Je me précipite vers la fenêtre guillotine. La douleur du sevrage étouffée par l’adrénaline est déjà un lointain souvenir. Je force sur le mécanisme. Je donne un coup d’épaule dans le châssis récalcitrant, mais la fenêtre refuse de s’ouvrir. Fini la méthode douce. Je m’empare d’une serviette épaisse, l’enroule autour de mon poing et fracasse les carreaux à grands coups. Les morceaux de verre s’écrasent plusieurs mètres plus bas, d’autres me lacèrent la plante des pieds. Je tends le cou à l’extérieur et mes poumons s’emplissent d’air. Enfin. Et… La neige… Où est passée la neige ? Plus étrange encore. Une forêt tranquille, éclairée sous une lune gibbeuse, se dresse autour de la demeure des Greene. Est-ce encore leur maison ? Cette salle de bain ne ressemble plus en rien à celle montrée par Sam.

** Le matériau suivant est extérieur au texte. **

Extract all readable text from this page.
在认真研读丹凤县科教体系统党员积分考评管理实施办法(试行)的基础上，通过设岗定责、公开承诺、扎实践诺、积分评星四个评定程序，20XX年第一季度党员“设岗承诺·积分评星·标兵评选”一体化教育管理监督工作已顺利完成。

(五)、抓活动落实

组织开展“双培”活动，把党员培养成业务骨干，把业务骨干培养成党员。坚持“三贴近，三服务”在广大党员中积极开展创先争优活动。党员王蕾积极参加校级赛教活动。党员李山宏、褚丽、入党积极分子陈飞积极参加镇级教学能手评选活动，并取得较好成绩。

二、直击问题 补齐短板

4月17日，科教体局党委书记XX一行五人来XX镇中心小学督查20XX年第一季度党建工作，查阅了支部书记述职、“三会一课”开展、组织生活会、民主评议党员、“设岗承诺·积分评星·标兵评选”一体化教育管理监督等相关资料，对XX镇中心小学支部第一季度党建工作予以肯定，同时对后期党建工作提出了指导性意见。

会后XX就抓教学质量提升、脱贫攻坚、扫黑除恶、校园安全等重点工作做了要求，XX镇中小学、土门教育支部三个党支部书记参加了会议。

J’observe impuissant les flammes dévorer les murs tandis que les gaz toxiques menacent de m’endormir. D’accord, je rêve, même si la douleur, elle, est bien réelle. Je ne suis encore jamais mort brûlé, et ce ne sera pas aujourd’hui. Je me penche de nouveau à l’extérieur et secoue une longue gouttière qui serpente jusqu’au bas. Elle me paraît stable. Armé de la serviette, je retire les pointes acérées plantées dans le châssis pour ne pas finir éventré. Plutôt svelte, j’arrive à me glisser aisément dans l’ouverture. Puis un pied après l’autre, je descends prudemment, les morceaux de verre s’enfonçant un peu plus dans ma chair après chaque pas. La fumée me brûle la trachée. Le tuyau me crame les mains. J’essaie de résister, de ne pas lâcher, mais n’y arrive pas. Mes doigts s’écartent. Et l’obscurité m’engloutit.